#!/bin/sh
# checkWords: check isolated words against a dictionary
# usage:      checkWords < wordlist
# note:       this program expects a word list as input.
# 960312 erik.tjong@ling.uu.se

# this is the location of the dictionary
DICTIONARY="/usr/users/staff/erikt/P/st97/lrt/words.swedish"

# we assume that the input is a word list: one word per line. We will 
# sort it and remove all the double words. sort -u does exactly that.
# -u stands for unique: remove the doubles.
#
sort -u |\
#  
# The list of words may also include numbers. We do not want to
# include them in the spelling checker so we will remove the items
# without "normal" characters from the list.

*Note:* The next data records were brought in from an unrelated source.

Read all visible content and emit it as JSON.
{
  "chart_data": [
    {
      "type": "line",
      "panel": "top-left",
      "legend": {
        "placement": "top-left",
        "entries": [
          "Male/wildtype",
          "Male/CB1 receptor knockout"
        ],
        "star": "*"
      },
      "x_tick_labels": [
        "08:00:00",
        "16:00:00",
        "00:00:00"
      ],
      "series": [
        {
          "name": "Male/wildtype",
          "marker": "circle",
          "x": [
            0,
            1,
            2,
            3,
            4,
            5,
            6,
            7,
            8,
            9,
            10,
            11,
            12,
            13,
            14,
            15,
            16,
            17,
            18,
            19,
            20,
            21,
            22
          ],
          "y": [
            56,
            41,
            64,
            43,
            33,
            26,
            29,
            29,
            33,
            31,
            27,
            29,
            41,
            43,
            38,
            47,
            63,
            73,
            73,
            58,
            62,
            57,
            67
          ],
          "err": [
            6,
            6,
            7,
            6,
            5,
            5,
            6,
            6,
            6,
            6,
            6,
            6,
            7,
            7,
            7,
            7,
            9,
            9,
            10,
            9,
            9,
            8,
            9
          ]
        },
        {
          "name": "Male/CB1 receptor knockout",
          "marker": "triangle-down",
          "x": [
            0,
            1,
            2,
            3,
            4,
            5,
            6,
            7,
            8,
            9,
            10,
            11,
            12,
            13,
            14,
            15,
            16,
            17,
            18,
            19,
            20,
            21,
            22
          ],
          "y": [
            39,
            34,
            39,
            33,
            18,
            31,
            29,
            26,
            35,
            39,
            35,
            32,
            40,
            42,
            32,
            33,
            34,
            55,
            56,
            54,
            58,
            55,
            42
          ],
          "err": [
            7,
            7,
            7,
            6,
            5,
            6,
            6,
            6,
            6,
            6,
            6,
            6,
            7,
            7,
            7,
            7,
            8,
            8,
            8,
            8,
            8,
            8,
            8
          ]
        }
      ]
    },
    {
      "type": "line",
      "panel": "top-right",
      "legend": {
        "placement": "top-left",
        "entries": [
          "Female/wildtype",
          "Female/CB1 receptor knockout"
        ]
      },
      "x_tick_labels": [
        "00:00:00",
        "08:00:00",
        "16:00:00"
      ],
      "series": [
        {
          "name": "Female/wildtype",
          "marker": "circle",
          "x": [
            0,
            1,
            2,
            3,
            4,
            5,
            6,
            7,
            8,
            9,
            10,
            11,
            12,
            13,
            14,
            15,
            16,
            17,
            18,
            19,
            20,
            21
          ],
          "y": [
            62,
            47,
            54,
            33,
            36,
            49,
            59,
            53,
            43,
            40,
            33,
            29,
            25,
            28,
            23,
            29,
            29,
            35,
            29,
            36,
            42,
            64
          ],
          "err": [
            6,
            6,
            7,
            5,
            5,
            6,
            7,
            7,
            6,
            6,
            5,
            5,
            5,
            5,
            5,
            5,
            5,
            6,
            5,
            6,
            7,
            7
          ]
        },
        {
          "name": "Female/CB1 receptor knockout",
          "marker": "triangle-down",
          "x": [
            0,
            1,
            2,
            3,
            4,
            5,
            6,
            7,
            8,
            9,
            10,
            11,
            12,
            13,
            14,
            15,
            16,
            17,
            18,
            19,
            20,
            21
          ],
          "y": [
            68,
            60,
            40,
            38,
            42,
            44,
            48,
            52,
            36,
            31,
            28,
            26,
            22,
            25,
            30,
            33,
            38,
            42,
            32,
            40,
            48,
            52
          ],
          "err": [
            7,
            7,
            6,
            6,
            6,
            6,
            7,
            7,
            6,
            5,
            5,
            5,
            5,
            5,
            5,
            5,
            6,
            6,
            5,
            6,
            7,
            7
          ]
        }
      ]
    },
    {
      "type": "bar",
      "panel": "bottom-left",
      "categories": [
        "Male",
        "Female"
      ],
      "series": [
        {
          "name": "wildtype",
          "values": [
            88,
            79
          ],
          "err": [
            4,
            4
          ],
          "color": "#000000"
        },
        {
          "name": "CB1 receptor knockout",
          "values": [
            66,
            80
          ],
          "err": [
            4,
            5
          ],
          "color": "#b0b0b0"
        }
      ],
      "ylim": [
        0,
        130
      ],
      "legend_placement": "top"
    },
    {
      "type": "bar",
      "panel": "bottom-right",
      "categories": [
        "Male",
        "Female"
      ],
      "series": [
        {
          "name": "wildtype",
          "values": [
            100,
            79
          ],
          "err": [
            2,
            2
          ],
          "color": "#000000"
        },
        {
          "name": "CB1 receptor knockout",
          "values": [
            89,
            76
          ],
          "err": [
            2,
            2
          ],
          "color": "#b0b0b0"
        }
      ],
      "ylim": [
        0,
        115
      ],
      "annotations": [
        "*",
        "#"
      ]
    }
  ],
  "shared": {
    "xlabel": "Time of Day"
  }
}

# The command grep will remove the words that contain characters that
# are not in the list A-ZÅÄÖÉa-zåäöé
# 
grep '[A-ZÅÄÖÉa-zåäöé]' |\
#
# Now we are ready to compare the words in the list with the words in
# the dictionary. This dictionary is by no means complete so do not
# expect perfect results!
# The command comm takes two SORTED lists as input and produces a three
# column output:
#    1. a column with words appearing only in file 1
#    2. a column with words appearing only in file 2
#    3. a column with words appearing in file 1 and file 2
# file 1 will be the list of words and file 2 the dictionary list. 
# We are only interested in the first column so we prevent comm from
# printing the other two: -23 means don't print second and third column,
# - means use the standard input as first file
#
comm -23 - $DICTIONARY
#
# now we have a list with words that appear in the file but not in the
# dictionary. We can treat these as mispellings.
# 
exit 0